İnşallah Kızlar Manastırı Ayasofya gibi olmaz!

Hasan Kurt Kızlar Manastırı’nın neden bakanlığa devredildiğini yorumladı.

İnşallah Kızlar Manastırı  Ayasofya gibi olmaz!
Haber61/Haber Servisi - Kuzey Ekpress Yazarı Hasan Kurt, bugünki köşe yazısında Kızlar Manastırı’nı ele aldı. Yazısında, Belediyenin bakanlığa manastırı devrederek tadilat yapılmasını yorumladı.

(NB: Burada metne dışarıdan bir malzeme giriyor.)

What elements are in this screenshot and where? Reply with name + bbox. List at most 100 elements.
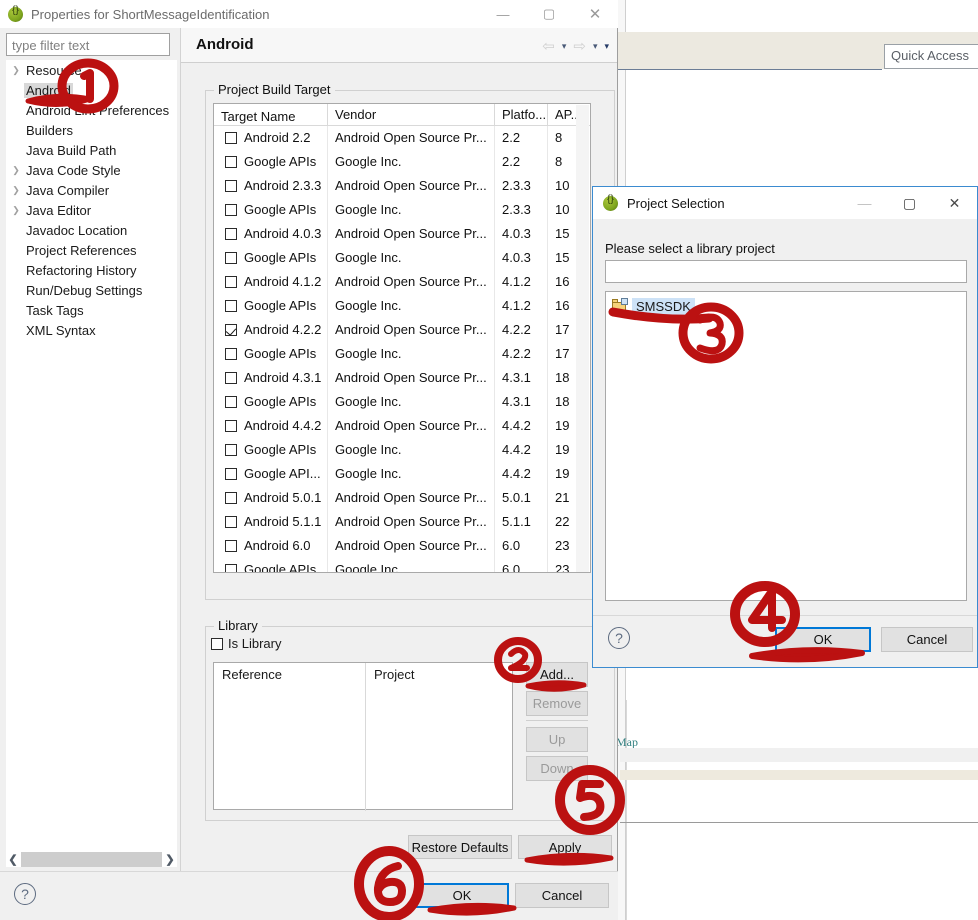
- column-header-target-name[interactable]: Target Name: [214, 104, 328, 125]
- properties-cancel-button[interactable]: Cancel: [515, 883, 609, 908]
- table-row[interactable]: Android 4.2.2 Android Open Source Pr... 4.…: [214, 318, 590, 342]
- target-checkbox[interactable]: [225, 516, 237, 528]
- back-chevron-down-icon[interactable]: ▾: [562, 41, 567, 52]
- back-arrow-icon[interactable]: ⇦: [542, 37, 555, 55]
- table-row[interactable]: Google APIs Google Inc. 4.0.3 15: [214, 246, 590, 270]
- cell-target-name[interactable]: Google APIs: [214, 246, 328, 270]
- cell-target-name[interactable]: Google APIs: [214, 342, 328, 366]
- sidebar-item-run-debug-settings[interactable]: ❯Run/Debug Settings: [6, 280, 177, 300]
- project-selection-cancel-button[interactable]: Cancel: [881, 627, 973, 652]
- target-checkbox[interactable]: [225, 564, 237, 572]
- cell-target-name[interactable]: Google APIs: [214, 198, 328, 222]
- table-vertical-scrollbar[interactable]: [576, 105, 589, 572]
- close-button[interactable]: ✕: [932, 187, 977, 219]
- table-row[interactable]: Google APIs Google Inc. 4.3.1 18: [214, 390, 590, 414]
- library-remove-button[interactable]: Remove: [526, 691, 588, 716]
- is-library-checkbox[interactable]: [211, 637, 223, 650]
- cell-target-name[interactable]: Android 4.1.2: [214, 270, 328, 294]
- maximize-button[interactable]: ▢: [887, 187, 932, 219]
- chevron-right-icon[interactable]: ❯: [8, 165, 24, 176]
- project-list[interactable]: SMSSDK: [605, 291, 967, 601]
- apply-button[interactable]: Apply: [518, 835, 612, 859]
- target-checkbox[interactable]: [225, 156, 237, 168]
- cell-target-name[interactable]: Android 5.0.1: [214, 486, 328, 510]
- maximize-button[interactable]: ▢: [526, 0, 572, 28]
- table-row[interactable]: Android 2.2 Android Open Source Pr... 2.2 8: [214, 126, 590, 150]
- project-list-item-smssdk[interactable]: SMSSDK: [612, 296, 966, 316]
- cell-target-name[interactable]: Android 4.3.1: [214, 366, 328, 390]
- target-checkbox[interactable]: [225, 204, 237, 216]
- sidebar-item-android-lint-preferences[interactable]: ❯Android Lint Preferences: [6, 100, 177, 120]
- target-checkbox[interactable]: [225, 348, 237, 360]
- target-checkbox[interactable]: [225, 540, 237, 552]
- target-checkbox[interactable]: [225, 468, 237, 480]
- minimize-button[interactable]: —: [480, 0, 526, 28]
- cell-target-name[interactable]: Android 4.0.3: [214, 222, 328, 246]
- table-row[interactable]: Android 5.0.1 Android Open Source Pr... 5.…: [214, 486, 590, 510]
- target-checkbox[interactable]: [225, 372, 237, 384]
- cell-target-name[interactable]: Google APIs: [214, 390, 328, 414]
- table-row[interactable]: Google APIs Google Inc. 4.1.2 16: [214, 294, 590, 318]
- library-up-button[interactable]: Up: [526, 727, 588, 752]
- table-row[interactable]: Google APIs Google Inc. 2.3.3 10: [214, 198, 590, 222]
- column-header-vendor[interactable]: Vendor: [328, 104, 495, 125]
- target-checkbox[interactable]: [225, 492, 237, 504]
- library-add-button[interactable]: Add...: [526, 662, 588, 687]
- sidebar-item-java-compiler[interactable]: ❯ Java Compiler: [6, 180, 177, 200]
- target-checkbox[interactable]: [225, 324, 237, 336]
- chevron-right-icon[interactable]: ❯: [8, 205, 24, 216]
- build-target-table[interactable]: Target Name Vendor Platfo... AP... Android …: [213, 103, 591, 573]
- target-checkbox[interactable]: [225, 132, 237, 144]
- sidebar-item-xml-syntax[interactable]: ❯XML Syntax: [6, 320, 177, 340]
- scroll-left-icon[interactable]: ❮: [6, 853, 20, 866]
- chevron-right-icon[interactable]: ❯: [8, 65, 24, 76]
- menu-chevron-down-icon[interactable]: ▾: [604, 41, 609, 52]
- help-icon[interactable]: ?: [14, 883, 36, 905]
- sidebar-item-java-code-style[interactable]: ❯ Java Code Style: [6, 160, 177, 180]
- help-icon[interactable]: ?: [608, 627, 630, 649]
- project-selection-ok-button[interactable]: OK: [775, 627, 871, 652]
- tree-horizontal-scrollbar[interactable]: ❮ ❯: [6, 850, 177, 867]
- table-row[interactable]: Android 4.3.1 Android Open Source Pr... 4.…: [214, 366, 590, 390]
- table-row[interactable]: Google APIs Google Inc. 4.4.2 19: [214, 438, 590, 462]
- target-checkbox[interactable]: [225, 396, 237, 408]
- table-row[interactable]: Android 6.0 Android Open Source Pr... 6.0 2…: [214, 534, 590, 558]
- sidebar-item-java-build-path[interactable]: ❯Java Build Path: [6, 140, 177, 160]
- settings-tree[interactable]: ❯Resource❯Android❯Android Lint Preferenc…: [6, 60, 177, 850]
- target-checkbox[interactable]: [225, 300, 237, 312]
- cell-target-name[interactable]: Android 2.3.3: [214, 174, 328, 198]
- sidebar-item-task-tags[interactable]: ❯Task Tags: [6, 300, 177, 320]
- sidebar-item-refactoring-history[interactable]: ❯Refactoring History: [6, 260, 177, 280]
- cell-target-name[interactable]: Android 4.4.2: [214, 414, 328, 438]
- forward-chevron-down-icon[interactable]: ▾: [593, 41, 598, 52]
- table-row[interactable]: Google APIs Google Inc. 6.0 23: [214, 558, 590, 572]
- restore-defaults-button[interactable]: Restore Defaults: [408, 835, 512, 859]
- table-row[interactable]: Android 5.1.1 Android Open Source Pr... 5.…: [214, 510, 590, 534]
- scroll-right-icon[interactable]: ❯: [163, 853, 177, 866]
- cell-target-name[interactable]: Google APIs: [214, 558, 328, 572]
- sidebar-item-javadoc-location[interactable]: ❯Javadoc Location: [6, 220, 177, 240]
- library-down-button[interactable]: Down: [526, 756, 588, 781]
- chevron-right-icon[interactable]: ❯: [8, 185, 24, 196]
- cell-target-name[interactable]: Android 5.1.1: [214, 510, 328, 534]
- target-checkbox[interactable]: [225, 276, 237, 288]
- properties-ok-button[interactable]: OK: [415, 883, 509, 908]
- table-row[interactable]: Google APIs Google Inc. 4.2.2 17: [214, 342, 590, 366]
- close-button[interactable]: ✕: [572, 0, 618, 28]
- table-row[interactable]: Google API... Google Inc. 4.4.2 19: [214, 462, 590, 486]
- table-row[interactable]: Google APIs Google Inc. 2.2 8: [214, 150, 590, 174]
- project-filter-input[interactable]: [605, 260, 967, 283]
- filter-input[interactable]: type filter text: [6, 33, 170, 56]
- is-library-checkbox-row[interactable]: Is Library: [211, 636, 281, 651]
- cell-target-name[interactable]: Android 4.2.2: [214, 318, 328, 342]
- table-row[interactable]: Android 4.1.2 Android Open Source Pr... 4.…: [214, 270, 590, 294]
- forward-arrow-icon[interactable]: ⇨: [573, 37, 586, 55]
- cell-target-name[interactable]: Google APIs: [214, 150, 328, 174]
- target-checkbox[interactable]: [225, 252, 237, 264]
- table-row[interactable]: Android 4.4.2 Android Open Source Pr... 4.…: [214, 414, 590, 438]
- cell-target-name[interactable]: Google APIs: [214, 294, 328, 318]
- minimize-button[interactable]: —: [842, 187, 887, 219]
- sidebar-item-resource[interactable]: ❯ Resource: [6, 60, 177, 80]
- sidebar-item-java-editor[interactable]: ❯ Java Editor: [6, 200, 177, 220]
- table-row[interactable]: Android 2.3.3 Android Open Source Pr... 2.…: [214, 174, 590, 198]
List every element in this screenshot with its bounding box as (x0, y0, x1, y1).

Büyükşehir ödenek ayıramadığı için bakanlığa devredilen ve bir süredir şehrin göbeğinde olmasına karşın hala açılamayan manastırla ilgili Kurt, bazı detayları da verdi Ayasofya’ya atıfta bulundu.

Ayrıca Kurt, Kızlar Manastırı ile ilgili Başkan Gümrükçüoğlu’nun doğru yaptığını söyledi.

İşte o yazısı;

Kızlar Manastırı Ayasofya Müzesi!

Merhum emekli öğretmen Hami Nayır, 1910’lu 20’li yıllardaki Trabzon’u anlatırken, ‘Kızlar Manastırının duvarları sarı boyalı idi. Manastırda din eğitimi alan genç Rum kızları, sere serpe Boztepe çimenlerine yayılırdı. Bizde daha yeni ergenlik çağında idik, uzaktan uzağa onları seyrederdik’ demişti…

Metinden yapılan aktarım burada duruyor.